"A Spare Life" by Lidija Dimkovska
It makes for grim reading, this 490-page novel by Macedonian novelist Lidija Dimkovska (b. 1971). The relentless poverty, the constant cruelty, the grinding disappointments, the numerous deaths. It follows a pair of twin girls, conjoined at the head before the break-up of Yugoslavia through the birth of the Republic of Macedonia, taking in its epic span an immigrant's life in London. Yet the grimness is compelling for me for a number of reasons. I do not know much about the conditions of life in post-Communist Balkans, and this novel paints in a vivid, but never showy, manner the ordinary grayness of it all. I must also confess to a morbid fascination with the phenomenon of conjoined twins, and this novel describes the many aspects of life that such a phenomenon must affect, from walking to going to the bathroom to studying to dating to getting married, and having sex; no part of life is left untouched, and so the reader live through it all with Zlata and Sreba. Then there are the more objective reasons for the compulsive read that the novel is. The friendship and enmity between sisters. The love and hatred between parent and child. The connective tissue between states and peoples, and the separation, the wider political theme that the twins gesture towards but are never simplified into symbols of. There is only one point in the novel when I felt a misstep on the novelist's part. The story is told throughout from Zlata's point of view. She is sensitive, poetic, religious, self-pitying, fallible, in other words, wholly sympathetic. But when she insists on returning to Macedonia to give birth to her own twins and thereby causes the death of a beloved character, her action repulsed me, and I could never feel the same way for her again.

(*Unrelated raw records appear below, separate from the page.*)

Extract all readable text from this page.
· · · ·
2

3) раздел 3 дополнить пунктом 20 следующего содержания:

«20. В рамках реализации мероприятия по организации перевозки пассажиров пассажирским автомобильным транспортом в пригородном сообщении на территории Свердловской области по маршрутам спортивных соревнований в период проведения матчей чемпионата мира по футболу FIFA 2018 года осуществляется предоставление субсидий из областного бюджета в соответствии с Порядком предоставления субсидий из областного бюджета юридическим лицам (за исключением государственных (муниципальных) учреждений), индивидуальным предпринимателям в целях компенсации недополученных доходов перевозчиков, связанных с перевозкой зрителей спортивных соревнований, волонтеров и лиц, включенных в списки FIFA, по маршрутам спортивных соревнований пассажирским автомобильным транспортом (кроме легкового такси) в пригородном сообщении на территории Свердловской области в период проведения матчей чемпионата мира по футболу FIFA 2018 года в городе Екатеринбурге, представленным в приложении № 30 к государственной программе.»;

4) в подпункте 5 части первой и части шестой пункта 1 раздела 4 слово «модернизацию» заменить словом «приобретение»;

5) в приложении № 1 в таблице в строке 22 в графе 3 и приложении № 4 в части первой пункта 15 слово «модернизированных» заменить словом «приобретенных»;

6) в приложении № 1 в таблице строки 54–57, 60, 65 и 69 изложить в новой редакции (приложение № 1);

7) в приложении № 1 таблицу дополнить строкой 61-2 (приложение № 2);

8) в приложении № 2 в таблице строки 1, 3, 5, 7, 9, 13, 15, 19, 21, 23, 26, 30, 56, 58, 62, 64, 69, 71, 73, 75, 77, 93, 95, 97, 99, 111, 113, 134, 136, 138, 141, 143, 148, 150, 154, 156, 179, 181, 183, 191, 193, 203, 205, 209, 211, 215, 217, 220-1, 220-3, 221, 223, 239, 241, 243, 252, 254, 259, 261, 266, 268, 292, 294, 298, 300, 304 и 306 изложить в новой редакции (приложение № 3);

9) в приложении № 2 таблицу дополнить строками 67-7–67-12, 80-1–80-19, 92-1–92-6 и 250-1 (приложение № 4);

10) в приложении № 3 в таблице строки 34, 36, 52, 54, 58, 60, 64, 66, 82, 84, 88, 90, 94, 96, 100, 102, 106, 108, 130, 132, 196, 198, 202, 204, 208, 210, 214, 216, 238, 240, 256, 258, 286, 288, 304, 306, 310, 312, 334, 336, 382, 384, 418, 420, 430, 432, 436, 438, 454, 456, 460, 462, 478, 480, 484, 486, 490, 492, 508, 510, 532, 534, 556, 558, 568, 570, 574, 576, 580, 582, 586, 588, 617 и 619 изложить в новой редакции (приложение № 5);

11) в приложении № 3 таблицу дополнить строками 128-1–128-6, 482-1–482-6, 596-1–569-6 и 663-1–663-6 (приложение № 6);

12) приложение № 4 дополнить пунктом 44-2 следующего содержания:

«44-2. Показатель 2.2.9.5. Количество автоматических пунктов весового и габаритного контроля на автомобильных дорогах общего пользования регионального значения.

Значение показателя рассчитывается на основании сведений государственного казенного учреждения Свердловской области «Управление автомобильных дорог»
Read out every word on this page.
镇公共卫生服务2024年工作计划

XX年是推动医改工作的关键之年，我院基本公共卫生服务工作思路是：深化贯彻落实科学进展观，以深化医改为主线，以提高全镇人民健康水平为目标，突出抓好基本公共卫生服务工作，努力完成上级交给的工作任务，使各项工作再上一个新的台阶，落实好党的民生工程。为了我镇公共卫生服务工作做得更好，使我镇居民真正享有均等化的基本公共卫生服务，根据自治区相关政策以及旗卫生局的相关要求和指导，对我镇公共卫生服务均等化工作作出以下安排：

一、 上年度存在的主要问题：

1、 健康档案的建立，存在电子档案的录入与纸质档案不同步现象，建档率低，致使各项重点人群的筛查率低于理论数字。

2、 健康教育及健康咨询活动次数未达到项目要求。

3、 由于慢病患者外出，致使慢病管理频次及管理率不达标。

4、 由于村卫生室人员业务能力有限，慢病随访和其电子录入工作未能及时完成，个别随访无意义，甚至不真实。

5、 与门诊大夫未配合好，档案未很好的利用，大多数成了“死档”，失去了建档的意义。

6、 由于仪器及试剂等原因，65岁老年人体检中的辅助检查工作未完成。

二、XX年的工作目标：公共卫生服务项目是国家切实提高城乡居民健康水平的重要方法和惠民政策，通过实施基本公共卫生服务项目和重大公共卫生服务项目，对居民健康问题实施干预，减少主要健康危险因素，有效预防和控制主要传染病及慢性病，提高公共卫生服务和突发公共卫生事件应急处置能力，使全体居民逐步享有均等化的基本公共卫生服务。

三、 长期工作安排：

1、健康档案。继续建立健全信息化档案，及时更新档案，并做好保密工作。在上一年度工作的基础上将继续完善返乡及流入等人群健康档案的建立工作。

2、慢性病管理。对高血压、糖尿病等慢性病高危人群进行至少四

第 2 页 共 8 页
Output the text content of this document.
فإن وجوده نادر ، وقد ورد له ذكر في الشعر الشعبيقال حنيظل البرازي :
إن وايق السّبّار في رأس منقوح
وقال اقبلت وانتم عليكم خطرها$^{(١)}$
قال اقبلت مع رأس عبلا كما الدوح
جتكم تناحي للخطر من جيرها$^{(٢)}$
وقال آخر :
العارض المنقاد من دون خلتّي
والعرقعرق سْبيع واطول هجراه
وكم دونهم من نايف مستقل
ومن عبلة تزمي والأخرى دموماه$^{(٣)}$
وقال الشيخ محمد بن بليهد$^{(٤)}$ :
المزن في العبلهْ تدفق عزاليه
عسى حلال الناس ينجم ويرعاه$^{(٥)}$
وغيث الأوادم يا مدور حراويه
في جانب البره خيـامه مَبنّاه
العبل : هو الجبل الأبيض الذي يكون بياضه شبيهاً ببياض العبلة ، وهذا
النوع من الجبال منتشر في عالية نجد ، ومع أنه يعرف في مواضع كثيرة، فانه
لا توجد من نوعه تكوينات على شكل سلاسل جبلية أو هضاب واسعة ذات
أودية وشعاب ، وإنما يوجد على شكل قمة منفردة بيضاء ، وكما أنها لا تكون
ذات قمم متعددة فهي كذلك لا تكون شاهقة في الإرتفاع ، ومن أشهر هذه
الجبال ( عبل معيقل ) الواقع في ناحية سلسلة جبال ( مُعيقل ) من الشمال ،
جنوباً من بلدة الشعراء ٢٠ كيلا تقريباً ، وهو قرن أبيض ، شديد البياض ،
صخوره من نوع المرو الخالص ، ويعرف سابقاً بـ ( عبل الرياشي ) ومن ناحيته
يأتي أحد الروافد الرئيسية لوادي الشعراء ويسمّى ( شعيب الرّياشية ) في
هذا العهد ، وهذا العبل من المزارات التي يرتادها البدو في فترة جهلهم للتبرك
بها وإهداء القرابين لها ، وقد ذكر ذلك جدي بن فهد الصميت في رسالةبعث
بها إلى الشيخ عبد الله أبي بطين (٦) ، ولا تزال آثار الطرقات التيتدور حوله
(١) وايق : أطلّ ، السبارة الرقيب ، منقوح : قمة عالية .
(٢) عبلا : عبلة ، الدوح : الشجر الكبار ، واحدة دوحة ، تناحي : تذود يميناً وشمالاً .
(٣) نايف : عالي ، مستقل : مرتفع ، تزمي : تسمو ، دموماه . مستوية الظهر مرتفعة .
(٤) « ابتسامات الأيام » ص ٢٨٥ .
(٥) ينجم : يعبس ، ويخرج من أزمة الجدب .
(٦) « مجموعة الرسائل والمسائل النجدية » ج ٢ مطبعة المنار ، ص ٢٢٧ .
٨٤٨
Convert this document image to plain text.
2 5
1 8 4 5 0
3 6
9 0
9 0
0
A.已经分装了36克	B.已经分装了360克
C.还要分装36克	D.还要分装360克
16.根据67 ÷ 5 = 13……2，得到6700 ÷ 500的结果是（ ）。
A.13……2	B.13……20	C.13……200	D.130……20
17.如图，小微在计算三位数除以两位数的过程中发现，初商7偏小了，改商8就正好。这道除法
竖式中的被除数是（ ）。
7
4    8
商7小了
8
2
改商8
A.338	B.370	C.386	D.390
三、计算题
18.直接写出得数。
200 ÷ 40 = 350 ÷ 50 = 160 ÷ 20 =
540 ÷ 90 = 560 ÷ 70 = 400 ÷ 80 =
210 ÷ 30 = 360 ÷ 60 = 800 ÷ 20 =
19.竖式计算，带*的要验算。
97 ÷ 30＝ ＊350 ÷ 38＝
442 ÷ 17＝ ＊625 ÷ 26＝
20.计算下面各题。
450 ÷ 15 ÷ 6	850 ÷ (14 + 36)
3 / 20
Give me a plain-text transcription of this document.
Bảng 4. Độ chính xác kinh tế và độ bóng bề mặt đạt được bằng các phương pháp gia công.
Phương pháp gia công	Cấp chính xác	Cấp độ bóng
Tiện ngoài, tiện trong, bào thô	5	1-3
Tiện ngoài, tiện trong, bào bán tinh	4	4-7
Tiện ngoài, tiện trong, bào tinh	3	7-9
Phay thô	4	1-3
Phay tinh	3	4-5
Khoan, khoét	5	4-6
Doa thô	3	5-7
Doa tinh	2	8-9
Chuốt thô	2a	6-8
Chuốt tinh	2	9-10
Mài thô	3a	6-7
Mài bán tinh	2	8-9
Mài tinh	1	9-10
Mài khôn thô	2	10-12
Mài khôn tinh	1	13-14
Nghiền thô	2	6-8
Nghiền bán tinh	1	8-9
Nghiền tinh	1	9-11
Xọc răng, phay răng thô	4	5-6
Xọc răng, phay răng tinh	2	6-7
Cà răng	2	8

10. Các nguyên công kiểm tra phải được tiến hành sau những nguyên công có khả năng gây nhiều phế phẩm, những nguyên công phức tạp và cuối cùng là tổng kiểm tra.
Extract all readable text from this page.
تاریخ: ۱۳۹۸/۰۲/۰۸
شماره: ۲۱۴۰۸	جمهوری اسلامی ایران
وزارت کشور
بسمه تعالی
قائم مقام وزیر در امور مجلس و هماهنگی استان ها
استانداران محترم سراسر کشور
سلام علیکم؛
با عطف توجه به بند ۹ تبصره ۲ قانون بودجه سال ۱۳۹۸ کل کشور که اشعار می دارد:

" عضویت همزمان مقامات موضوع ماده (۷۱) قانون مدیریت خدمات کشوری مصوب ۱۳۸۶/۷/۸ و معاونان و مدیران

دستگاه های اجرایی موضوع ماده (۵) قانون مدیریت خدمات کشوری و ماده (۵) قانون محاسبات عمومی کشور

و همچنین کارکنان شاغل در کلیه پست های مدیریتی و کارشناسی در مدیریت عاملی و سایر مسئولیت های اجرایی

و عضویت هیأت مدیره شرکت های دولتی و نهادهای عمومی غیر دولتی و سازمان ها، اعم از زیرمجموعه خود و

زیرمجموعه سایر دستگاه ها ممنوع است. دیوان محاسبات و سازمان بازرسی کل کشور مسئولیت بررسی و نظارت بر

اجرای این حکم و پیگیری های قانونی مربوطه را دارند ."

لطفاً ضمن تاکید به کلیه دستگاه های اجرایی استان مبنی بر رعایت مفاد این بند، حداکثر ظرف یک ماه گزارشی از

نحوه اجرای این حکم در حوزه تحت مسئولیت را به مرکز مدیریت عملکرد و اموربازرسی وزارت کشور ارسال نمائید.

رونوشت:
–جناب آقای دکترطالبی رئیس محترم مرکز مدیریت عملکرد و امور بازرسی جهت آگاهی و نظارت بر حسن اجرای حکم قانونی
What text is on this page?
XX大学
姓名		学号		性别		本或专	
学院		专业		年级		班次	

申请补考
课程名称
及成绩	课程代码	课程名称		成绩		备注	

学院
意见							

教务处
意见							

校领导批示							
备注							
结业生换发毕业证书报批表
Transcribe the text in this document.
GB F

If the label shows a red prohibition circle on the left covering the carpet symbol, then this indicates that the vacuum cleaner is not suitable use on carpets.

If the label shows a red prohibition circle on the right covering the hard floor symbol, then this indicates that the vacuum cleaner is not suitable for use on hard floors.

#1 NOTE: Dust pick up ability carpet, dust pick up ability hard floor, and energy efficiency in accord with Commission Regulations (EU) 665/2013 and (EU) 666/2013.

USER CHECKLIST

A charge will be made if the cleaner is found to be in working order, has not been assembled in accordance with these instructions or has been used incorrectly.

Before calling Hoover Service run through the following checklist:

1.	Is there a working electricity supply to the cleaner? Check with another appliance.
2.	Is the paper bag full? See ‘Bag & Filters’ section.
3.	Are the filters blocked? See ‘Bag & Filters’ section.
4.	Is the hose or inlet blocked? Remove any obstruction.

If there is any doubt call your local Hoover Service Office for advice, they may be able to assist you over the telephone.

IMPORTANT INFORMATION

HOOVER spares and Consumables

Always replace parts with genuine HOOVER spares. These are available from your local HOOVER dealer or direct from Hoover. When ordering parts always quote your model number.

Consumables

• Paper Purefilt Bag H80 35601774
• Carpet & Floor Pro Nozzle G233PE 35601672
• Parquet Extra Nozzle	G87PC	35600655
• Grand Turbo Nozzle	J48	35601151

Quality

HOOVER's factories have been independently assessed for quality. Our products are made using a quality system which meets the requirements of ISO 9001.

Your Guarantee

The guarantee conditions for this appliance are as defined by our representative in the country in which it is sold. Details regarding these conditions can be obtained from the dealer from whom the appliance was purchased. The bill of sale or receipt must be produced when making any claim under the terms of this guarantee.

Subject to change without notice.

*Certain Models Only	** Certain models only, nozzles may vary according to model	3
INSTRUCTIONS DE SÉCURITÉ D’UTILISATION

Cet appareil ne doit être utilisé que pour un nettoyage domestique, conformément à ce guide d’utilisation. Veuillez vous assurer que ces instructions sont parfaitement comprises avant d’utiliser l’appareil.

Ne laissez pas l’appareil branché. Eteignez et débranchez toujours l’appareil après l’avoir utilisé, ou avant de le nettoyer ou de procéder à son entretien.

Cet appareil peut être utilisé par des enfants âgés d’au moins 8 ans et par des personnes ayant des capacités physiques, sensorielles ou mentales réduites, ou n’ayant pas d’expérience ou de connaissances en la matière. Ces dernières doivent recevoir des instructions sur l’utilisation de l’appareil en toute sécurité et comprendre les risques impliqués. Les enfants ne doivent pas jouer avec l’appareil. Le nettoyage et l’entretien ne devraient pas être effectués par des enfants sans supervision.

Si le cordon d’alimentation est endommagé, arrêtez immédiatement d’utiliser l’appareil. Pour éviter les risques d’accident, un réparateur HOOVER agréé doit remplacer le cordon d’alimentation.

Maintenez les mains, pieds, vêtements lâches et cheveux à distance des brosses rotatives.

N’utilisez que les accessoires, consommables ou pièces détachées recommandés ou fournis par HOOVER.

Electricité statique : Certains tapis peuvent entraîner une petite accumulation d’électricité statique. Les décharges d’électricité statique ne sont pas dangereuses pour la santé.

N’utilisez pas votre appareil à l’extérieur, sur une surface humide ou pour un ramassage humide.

To write her Master's thesis in literature in London, Zlata interviews many émigré writers. What Dimkovska writes here resonates powerfully with me:
To write her Master's thesis in literature in London, Zlata interviews many émigré writers. What Dimkovska writes here resonates powerfully with me:
With each conversation, I grasped again and again that we both are, and are not, born as citizens. It's not only the soil upon which we were born that defines us, but all the ground we've trod, all the air we've breathed, all the people we've met, all the languages in which we've tested our power of transmutation. The person who writes is half chameleon, half stone. Before he dies, a worm in his soul says in his mother tongue: "Who are you? Who were you?" He dies before answering the question. The émigré writer has no answer to that question.